David Cameron denies 'war' with single parents over tax breaks

David Cameron denied being "at war" with single parents today as he faced questions over planned tax breaks for married couples.

The Tory leader was accused of "discrimination" as he delivered a speech to members of lone parent charity Gingerbread.



Mr Cameron insisted the Government could not remain "neutral" on the issue of stable family units, and had to send a "long-term signal".



"My view is that there is an importance of trying to say that commitment and relationships and marriage are good institutions. They are good things," he said. "We shouldn't be completely neutral about them as a society.



"I think the tax system and the benefits system as well as helping people in the here and now as it should, also does need to think about what other long-term signals that we are sending out as a society.



"We should be sending long-term signals that are about commitment and the things that encourage commitment. It doesn't disadvantage other people, it's just saying that this is a good institution that society should recognise in such a way."



However, Mr Cameron also stressed that a Conservative Government would not ignore the difficulties single parents faced.



"Lone parents will not be on their own under a Conservative Government," he said. "There is not and never will be a war on single parents."



Apart from defending his party's proposals for tax allowances to be transferable between married couples, Mr Cameron warned that society was ignoring the role of extended families.



He said houses and flats were often being built too small for people to enjoy a family meal, or for grandparents to stay if necessary.







There had been reports that Mr Cameron's aides requested that media access to the event be restricted for fear that he would get a rough ride.

After his speech, one woman single parent demanded: "You talk about tax and that you are looking at providing tax cuts for married couples.

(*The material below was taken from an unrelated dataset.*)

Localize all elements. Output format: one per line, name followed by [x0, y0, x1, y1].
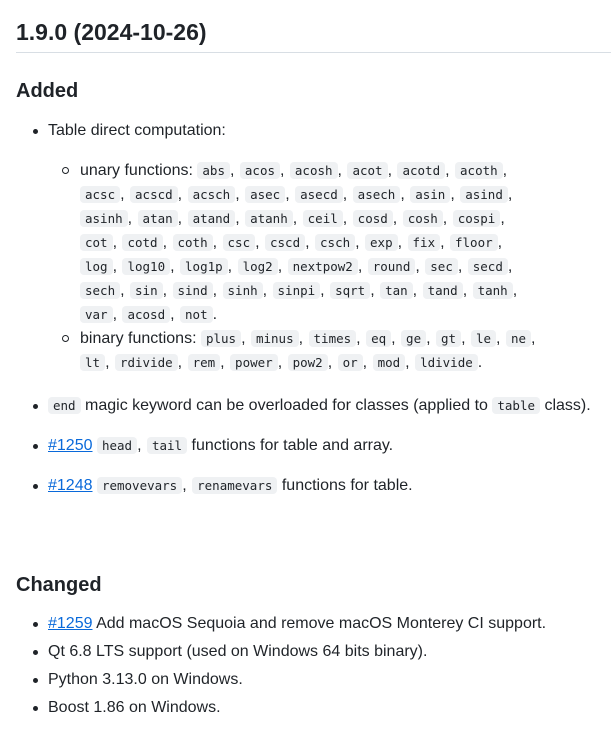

"Do you not think that is discrimination against someone who pays their tax bill every month, and someone who is going to find that my friend down the road who has managed to find Mr Right gets away with paying less tax than I do, just because I am raising my children by myself?



"Also don't you think that's perpetuating the stereotype that actually a married couple is better than a single family?"



Another woman was greeted with applause when she warned that politicians were reinforcing false stereotypes about single parent families.



"What is the Conservative Party going to do to help organisations like Gingerbread to help smash down the images and stereotypes that we have of lone parents?"



Mr Cameron replied: "I think we all have a role in trying to make sure that we portray things in a more reasonable way and a less black and white way."







Gingerbread chief executive Fiona Weir said: "While we welcome his strong message about stigmatising, we would like to see them reflect that through policies.

"He risks making single parents feel like second-class families."







Financial Secretary to the Treasury Stephen Timms accused the Tories of being in an "utter mess" over marriage tax breaks.



"He (Mr Cameron) says he's deadly serious about marriage and intends to spend billions on a tax giveaway to wealthier married couples.



"Then he tries to deny to an organisation of single mums that he intends in any way to discriminate against them.



"The truth is, his marriage tax allowance is unfair and unfunded - it would cost £5 billion and give 13 times as much to those at the top than those at the bottom."